‘Besides, Mr. Monson, we must consider Henrietta.’

‘It is natural you should think wholly of her,’ said I.

‘Not wholly. But this pursuit may end in rescuing her from Colonel Hope-Kennedy. It gives her future a chance. But you would have her husband sit quietly at home.’

‘Well, not exactly,’ I interrupted.

‘What would you have him do?’ she asked.

‘Get a divorce,’ said I.

‘He won’t do that,’ she exclaimed. ‘Marriage in his sight is a sacrament. Do not you know his views, Mr. Monson?’

‘You see, I have long lost sight of him.’

‘Well, I know he would not seek a divorce.
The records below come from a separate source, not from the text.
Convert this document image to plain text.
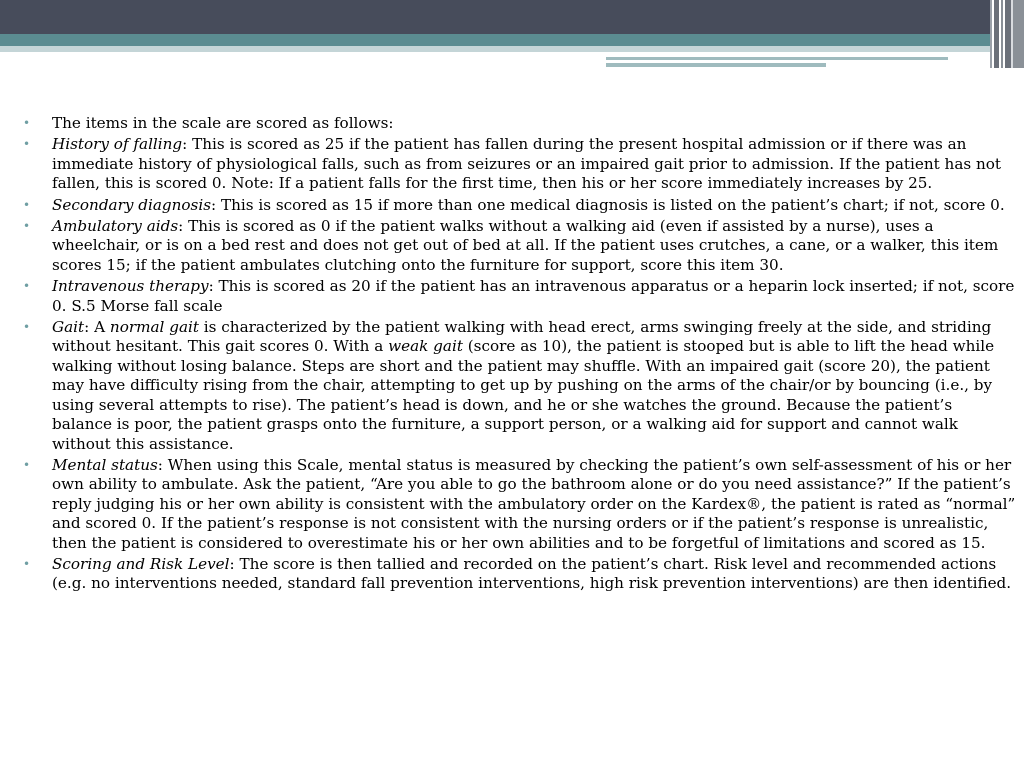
• The items in the scale are scored as follows:
• History of falling: This is scored as 25 if the patient has fallen during the present hospital admission or if there was an immediate history of physiological falls, such as from seizures or an impaired gait prior to admission. If the patient has not fallen, this is scored 0. Note: If a patient falls for the first time, then his or her score immediately increases by 25.
• Secondary diagnosis: This is scored as 15 if more than one medical diagnosis is listed on the patient’s chart; if not, score 0.
• Ambulatory aids: This is scored as 0 if the patient walks without a walking aid (even if assisted by a nurse), uses a wheelchair, or is on a bed rest and does not get out of bed at all. If the patient uses crutches, a cane, or a walker, this item scores 15; if the patient ambulates clutching onto the furniture for support, score this item 30.
• Intravenous therapy: This is scored as 20 if the patient has an intravenous apparatus or a heparin lock inserted; if not, score 0. S.5 Morse fall scale
• Gait: A normal gait is characterized by the patient walking with head erect, arms swinging freely at the side, and striding without hesitant. This gait scores 0. With a weak gait (score as 10), the patient is stooped but is able to lift the head while walking without losing balance. Steps are short and the patient may shuffle. With an impaired gait (score 20), the patient may have difficulty rising from the chair, attempting to get up by pushing on the arms of the chair/or by bouncing (i.e., by using several attempts to rise). The patient’s head is down, and he or she watches the ground. Because the patient’s balance is poor, the patient grasps onto the furniture, a support person, or a walking aid for support and cannot walk without this assistance.
• Mental status: When using this Scale, mental status is measured by checking the patient’s own self-assessment of his or her own ability to ambulate. Ask the patient, “Are you able to go the bathroom alone or do you need assistance?” If the patient’s reply judging his or her own ability is consistent with the ambulatory order on the Kardex®, the patient is rated as “normal” and scored 0. If the patient’s response is not consistent with the nursing orders or if the patient’s response is unrealistic, then the patient is considered to overestimate his or her own abilities and to be forgetful of limitations and scored as 15.
• Scoring and Risk Level: The score is then tallied and recorded on the patient’s chart. Risk level and recommended actions (e.g. no interventions needed, standard fall prevention interventions, high risk prevention interventions) are then identified.
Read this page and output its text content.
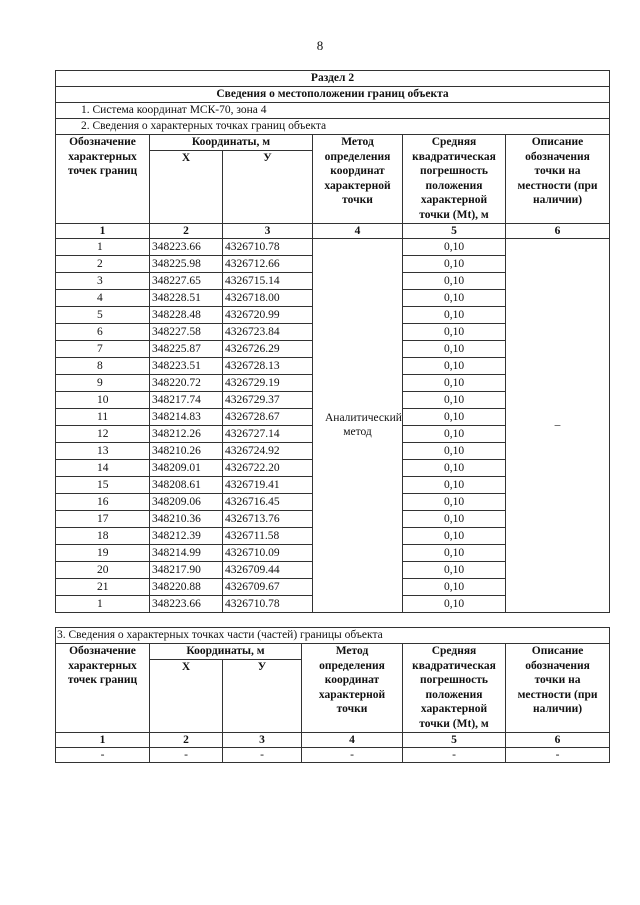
8
Раздел 2					
Сведения о местоположении границ объекта					
1. Система координат МСК-70, зона 4					
2. Сведения о характерных точках границ объекта					
Обозначение характерных точек границ	Координаты, м		Метод определения координат характерной точки	Средняя квадратическая погрешность положения характерной точки (Mt), м	Описание обозначения точки на местности (при наличии)
	X	У			
1	2	3	4	5	6
1	348223.66	4326710.78	Аналитический метод	0,10	–
2	348225.98	4326712.66		0,10	
3	348227.65	4326715.14		0,10	
4	348228.51	4326718.00		0,10	
5	348228.48	4326720.99		0,10	
6	348227.58	4326723.84		0,10	
7	348225.87	4326726.29		0,10	
8	348223.51	4326728.13		0,10	
9	348220.72	4326729.19		0,10	
10	348217.74	4326729.37		0,10	
11	348214.83	4326728.67		0,10	
12	348212.26	4326727.14		0,10	
13	348210.26	4326724.92		0,10	
14	348209.01	4326722.20		0,10	
15	348208.61	4326719.41		0,10	
16	348209.06	4326716.45		0,10	
17	348210.36	4326713.76		0,10	
18	348212.39	4326711.58		0,10	
19	348214.99	4326710.09		0,10	
20	348217.90	4326709.44		0,10	
21	348220.88	4326709.67		0,10	
1	348223.66	4326710.78		0,10	
3. Сведения о характерных точках части (частей) границы объекта					
Обозначение характерных точек границ	Координаты, м		Метод определения координат характерной точки	Средняя квадратическая погрешность положения характерной точки (Mt), м	Описание обозначения точки на местности (при наличии)
	X	У			
1	2	3	4	5	6
-	-	-	-	-	-
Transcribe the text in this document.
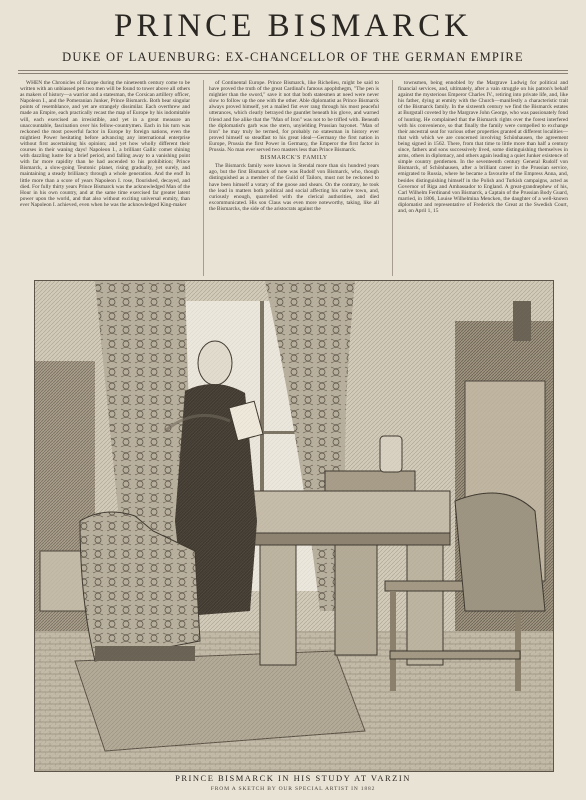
PRINCE BISMARCK
DUKE OF LAUENBURG: EX-CHANCELLOR OF THE GERMAN EMPIRE

WHEN the Chronicles of Europe during the nineteenth century come to be written with an unbiassed pen two men will be found to tower above all others as makers of history—a warrior and a statesman, the Corsican artillery officer, Napoleon I., and the Pomeranian Junker, Prince Bismarck. Both bear singular points of resemblance, and yet are strangely dissimilar. Each overthrew and made an Empire, each practically recast the map of Europe by his indomitable will, each exercised an irresistible, and yet in a great measure an unaccountable, fascination over his fellow-countrymen. Each in his turn was reckoned the most powerful factor in Europe by foreign nations, even the mightiest Power hesitating before advancing any international enterprise without first ascertaining his opinion; and yet how wholly different their courses in their waning days! Napoleon I., a brilliant Gallic comet shining with dazzling lustre for a brief period, and falling away to a vanishing point with far more rapidity than he had ascended to his prohibition; Prince Bismarck, a slow-going Teutonic planet, rising gradually, yet surely, and maintaining a steady brilliancy through a whole generation. And the end! In little more than a score of years Napoleon I. rose, flourished, decayed, and died. For fully thirty years Prince Bismarck was the acknowledged Man of the Hour in his own country, and at the same time exercised far greater latent power upon the world, and that also without exciting universal enmity, than ever Napoleon I. achieved, even when he was the acknowledged King-maker

of Continental Europe. Prince Bismarck, like Richelieu, might be said to have proved the truth of the great Cardinal's famous apophthegm, "The pen is mightier than the sword," save it not that both statesmen at need were never slow to follow up the one with the other. Able diplomatist as Prince Bismarck always proved himself, yet a mailed fist ever rang through his most peaceful utterances, which clearly betrayed the gauntlet beneath his glove, and warned friend and foe alike that the "Man of Iron" was not to be trifled with. Beneath the diplomatist's garb was the stern, unyielding Prussian bayonet. "Man of Iron" he may truly be termed, for probably no statesman in history ever proved himself so steadfast to his great ideal—Germany the first nation in Europe, Prussia the first Power in Germany, the Emperor the first factor in Prussia. No man ever served two masters less than Prince Bismarck.

BISMARCK'S FAMILY

The Bismarck family were known in Stendal more than six hundred years ago, but the first Bismarck of note was Rudolf von Bismarck, who, though distinguished as a member of the Guild of Tailors, must not be reckoned to have been himself a votary of the goose and shears. On the contrary, he took the lead in matters both political and social affecting his native town, and, curiously enough, quarrelled with the clerical authorities, and died excommunicated. His son Claus was even more noteworthy, taking, like all the Bismarcks, the side of the aristocrats against the

townsmen, being ennobled by the Margrave Ludwig for political and financial services, and, ultimately, after a vain struggle on his patron's behalf against the mysterious Emperor Charles IV., retiring into private life, and, like his father, dying at enmity with the Church—manifestly a characteristic trait of the Bismarck family. In the sixteenth century we find the Bismarck estates at Burgstall coveted by the Margrave John George, who was passionately fond of hunting. He complained that the Bismarck rights over the forest interfered with his convenience, so that finally the family were compelled to exchange their ancestral seat for various other properties granted at different localities—that with which we are concerned involving Schönhausen, the agreement being signed in 1562. There, from that time to little more than half a century since, fathers and sons successively lived, some distinguishing themselves in arms, others in diplomacy, and others again leading a quiet Junker existence of simple country gentlemen. In the seventeenth century General Rudolf von Bismarck, of Schönhausen, after a brilliant career in the Prussian service, emigrated to Russia, where he became a favourite of the Empress Anna, and, besides distinguishing himself in the Polish and Turkish campaigns, acted as Governor of Riga and Ambassador to England. A great-grandnephew of his, Carl Wilhelm Ferdinand von Bismarck, a Captain of the Prussian Body Guard, married, in 1806, Louise Wilhelmina Mencken, the daughter of a well-known diplomatist and representative of Frederick the Great at the Swedish Court, and, on April 1, 15

PRINCE BISMARCK IN HIS STUDY AT VARZIN
FROM A SKETCH BY OUR SPECIAL ARTIST IN 1882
He would be mad indeed,’ she cried, flushing to her brows, ‘to give my sister the liberty she wants and Colonel Hope-Kennedy——’ She faltered and stopped, biting her underlip, with the hot emotions which mounted to her face imparting a sudden air of womanly maturity to her girlish beauty, whilst her breast rose and fell to her ireful breathing. ‘This is no mad pursuit,’ she continued after a brief pause, speaking softly. ‘What is there unreasonable in a man’s determination to follow his wife that he may come as swiftly as the ship, the coach, the railway will permit him between her and a life of shame and remorse and misery?’
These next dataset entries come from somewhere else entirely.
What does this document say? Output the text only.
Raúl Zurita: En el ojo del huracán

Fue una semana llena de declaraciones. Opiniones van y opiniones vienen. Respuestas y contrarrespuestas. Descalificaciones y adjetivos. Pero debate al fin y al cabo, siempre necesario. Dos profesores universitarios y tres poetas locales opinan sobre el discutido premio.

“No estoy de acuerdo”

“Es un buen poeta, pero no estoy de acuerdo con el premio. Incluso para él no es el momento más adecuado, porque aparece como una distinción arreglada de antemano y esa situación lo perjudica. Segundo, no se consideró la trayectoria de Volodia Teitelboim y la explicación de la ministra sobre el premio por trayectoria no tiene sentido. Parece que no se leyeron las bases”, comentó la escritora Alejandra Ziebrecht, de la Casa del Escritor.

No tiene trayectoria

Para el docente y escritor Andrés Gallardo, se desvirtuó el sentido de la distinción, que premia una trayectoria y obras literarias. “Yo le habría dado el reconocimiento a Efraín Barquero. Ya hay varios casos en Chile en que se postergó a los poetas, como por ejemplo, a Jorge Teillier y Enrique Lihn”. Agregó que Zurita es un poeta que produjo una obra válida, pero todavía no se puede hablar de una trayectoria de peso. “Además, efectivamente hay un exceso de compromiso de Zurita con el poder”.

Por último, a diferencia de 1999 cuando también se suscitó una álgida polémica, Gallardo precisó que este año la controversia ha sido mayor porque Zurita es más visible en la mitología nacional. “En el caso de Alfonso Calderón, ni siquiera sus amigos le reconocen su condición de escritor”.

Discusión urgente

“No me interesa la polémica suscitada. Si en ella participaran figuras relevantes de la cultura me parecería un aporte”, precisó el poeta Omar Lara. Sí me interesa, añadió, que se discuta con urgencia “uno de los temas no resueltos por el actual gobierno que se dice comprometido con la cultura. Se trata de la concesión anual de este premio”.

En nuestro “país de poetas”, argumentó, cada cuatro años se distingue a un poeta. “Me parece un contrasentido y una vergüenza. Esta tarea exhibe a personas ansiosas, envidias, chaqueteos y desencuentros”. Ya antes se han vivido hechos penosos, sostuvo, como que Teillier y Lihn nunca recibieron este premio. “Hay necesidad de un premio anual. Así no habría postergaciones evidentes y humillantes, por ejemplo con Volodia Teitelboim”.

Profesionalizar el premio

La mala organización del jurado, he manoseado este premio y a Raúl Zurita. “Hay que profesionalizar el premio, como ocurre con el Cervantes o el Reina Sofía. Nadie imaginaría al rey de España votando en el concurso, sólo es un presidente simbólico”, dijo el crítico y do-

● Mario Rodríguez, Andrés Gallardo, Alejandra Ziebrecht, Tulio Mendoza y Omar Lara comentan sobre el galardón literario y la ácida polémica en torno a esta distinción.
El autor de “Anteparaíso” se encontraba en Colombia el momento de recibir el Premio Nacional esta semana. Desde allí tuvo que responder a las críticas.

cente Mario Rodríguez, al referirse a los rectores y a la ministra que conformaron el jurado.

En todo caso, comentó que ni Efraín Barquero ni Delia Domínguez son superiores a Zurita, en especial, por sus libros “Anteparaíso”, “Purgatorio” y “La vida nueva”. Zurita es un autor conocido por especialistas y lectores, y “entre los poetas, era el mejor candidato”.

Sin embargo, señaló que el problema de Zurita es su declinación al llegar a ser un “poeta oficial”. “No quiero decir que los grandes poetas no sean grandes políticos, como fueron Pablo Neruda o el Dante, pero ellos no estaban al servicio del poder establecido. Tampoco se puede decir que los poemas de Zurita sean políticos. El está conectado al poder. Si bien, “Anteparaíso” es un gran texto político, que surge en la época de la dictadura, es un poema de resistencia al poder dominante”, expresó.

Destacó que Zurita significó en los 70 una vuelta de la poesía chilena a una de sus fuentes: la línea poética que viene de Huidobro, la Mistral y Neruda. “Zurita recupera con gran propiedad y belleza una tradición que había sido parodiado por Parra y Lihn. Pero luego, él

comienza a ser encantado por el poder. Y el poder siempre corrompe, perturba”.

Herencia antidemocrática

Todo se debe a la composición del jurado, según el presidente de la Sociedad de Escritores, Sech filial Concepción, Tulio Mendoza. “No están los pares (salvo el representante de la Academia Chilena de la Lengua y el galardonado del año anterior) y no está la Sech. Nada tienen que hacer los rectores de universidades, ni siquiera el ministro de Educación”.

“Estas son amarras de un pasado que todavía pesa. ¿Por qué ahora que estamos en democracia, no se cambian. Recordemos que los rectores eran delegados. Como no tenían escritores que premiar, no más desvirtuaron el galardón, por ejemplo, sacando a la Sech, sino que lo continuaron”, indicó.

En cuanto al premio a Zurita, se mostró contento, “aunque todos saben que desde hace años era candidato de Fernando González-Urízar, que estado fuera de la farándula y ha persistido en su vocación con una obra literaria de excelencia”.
As she spoke, my cousin arrived, holding a great meerschaum pipe in his hand. She at once rose and left the table with a faint smile at me and a glance on top of it that was as eloquent as a whisper of regret at having been betrayed into warmth. Well, thought I, you are a sweet little woman, and it is highly probable that before I have been a week in your company I shall be head over heels in love with you. But for all that, you fair and artless creature, I don’t agree with you in your views of this chase. Suppose Wilfrid recaptures his wife—what is he going to do with her? She is not a lunatic; he cannot lock her up—but I broke off to the approach of my cousin, fetched my pipe, and went on deck with him.